A linguagem estrita e a mente mais livre possível introduzem, na sua operação crítica, o seu próprio contraditório. Um observador crítico privilegiado que queria compreender e relativizar tudo, sempre em processo, ele parecia querer mais uma crítica des-ajuizada do que encerrada no seu próprio gueto crítico. A crítica eulaliana era a crítica da permanente operação indagatória. O que pode parecer paradoxal, como a exigência de restrições que impunha ao seu método operatório e o seu paralelo afã de liberdade imaginativa, pode ser fonte das características mais originais do seu discurso crítico, onde o mestre rigoroso é contíguo ao espírito de invenção. É preciso que se diga que Alexandre Eulálio, além de ser fascinado pela criação ficcional, era ele mesmo um ficcionista e um poeta ao se colocar diante de personagens de sua escolha.

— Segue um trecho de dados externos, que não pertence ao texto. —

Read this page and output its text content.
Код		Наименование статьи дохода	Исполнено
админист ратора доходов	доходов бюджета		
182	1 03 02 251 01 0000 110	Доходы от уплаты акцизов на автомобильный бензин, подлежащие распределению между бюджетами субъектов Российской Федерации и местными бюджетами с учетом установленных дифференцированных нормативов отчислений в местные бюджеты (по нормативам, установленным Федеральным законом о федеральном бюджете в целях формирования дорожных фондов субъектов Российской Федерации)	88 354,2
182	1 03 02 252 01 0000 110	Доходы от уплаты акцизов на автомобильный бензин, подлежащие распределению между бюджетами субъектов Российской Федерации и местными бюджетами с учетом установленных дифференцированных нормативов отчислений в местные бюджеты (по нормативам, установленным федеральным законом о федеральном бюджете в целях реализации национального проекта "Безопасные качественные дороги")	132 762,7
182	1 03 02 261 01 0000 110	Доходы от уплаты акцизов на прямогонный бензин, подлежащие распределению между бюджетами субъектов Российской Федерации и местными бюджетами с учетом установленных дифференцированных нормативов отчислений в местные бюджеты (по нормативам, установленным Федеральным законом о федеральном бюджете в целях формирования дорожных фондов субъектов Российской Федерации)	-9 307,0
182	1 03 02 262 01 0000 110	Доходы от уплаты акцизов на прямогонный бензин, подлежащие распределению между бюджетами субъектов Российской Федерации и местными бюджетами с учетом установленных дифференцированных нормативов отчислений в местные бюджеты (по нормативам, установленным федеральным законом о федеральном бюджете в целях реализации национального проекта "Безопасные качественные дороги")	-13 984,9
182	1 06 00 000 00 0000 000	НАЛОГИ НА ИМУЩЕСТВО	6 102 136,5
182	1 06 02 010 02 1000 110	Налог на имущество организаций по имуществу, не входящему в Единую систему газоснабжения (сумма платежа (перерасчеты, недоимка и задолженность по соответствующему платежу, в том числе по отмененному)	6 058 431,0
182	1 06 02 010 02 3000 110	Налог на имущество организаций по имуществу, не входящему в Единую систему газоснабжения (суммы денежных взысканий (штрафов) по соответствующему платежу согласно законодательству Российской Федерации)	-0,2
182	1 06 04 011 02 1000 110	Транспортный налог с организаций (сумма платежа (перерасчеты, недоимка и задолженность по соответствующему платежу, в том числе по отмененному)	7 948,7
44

Basta lembrar a dedicação entusiástica à obra e ao personagem de Blaise Cendrars, ou ainda o seu poema dedicado a Murilo Mendes, e sobretudo o filme que dedicou ao grande poeta. A ponte que traçou entre o seu fascínio pela história brasileira e a sua ligação com o espírito de modernidade nas artes caracteriza a peculiaridade de uma mente crítica inquieta.

O projeto gráfico de Carlos Augusto Calil reflete bem o espírito de curiosidade livre, e nada pedante, da ensaística de Alexandre Eulálio. É um projeto sóbrio que surpreende aos poucos pelos mínimos detalhes, tudo sem a menor pretensão, mas com fascínio discreto pelas curiosidades gráficas em que se mesclam vinhetas de época, pequenas caricaturas e desenhos, e até um antigo anúncio do Biotônico Fontoura. A capa, de Calil e Ettore Bottini, com o pormenor de um mapa manuscrito do século 18, é também uma sábia alegoria desse espírito de ''descoberta'' que é, sem dúvida, um dos mais significativos atributos da escrita eulaliana, sempre em busca de um ''outro'' a ser revelado.


Sebastião Uchoa Leite é poeta e ensaísta, autor, entre outros, de ''A Ficção Vida'' (34 Letras).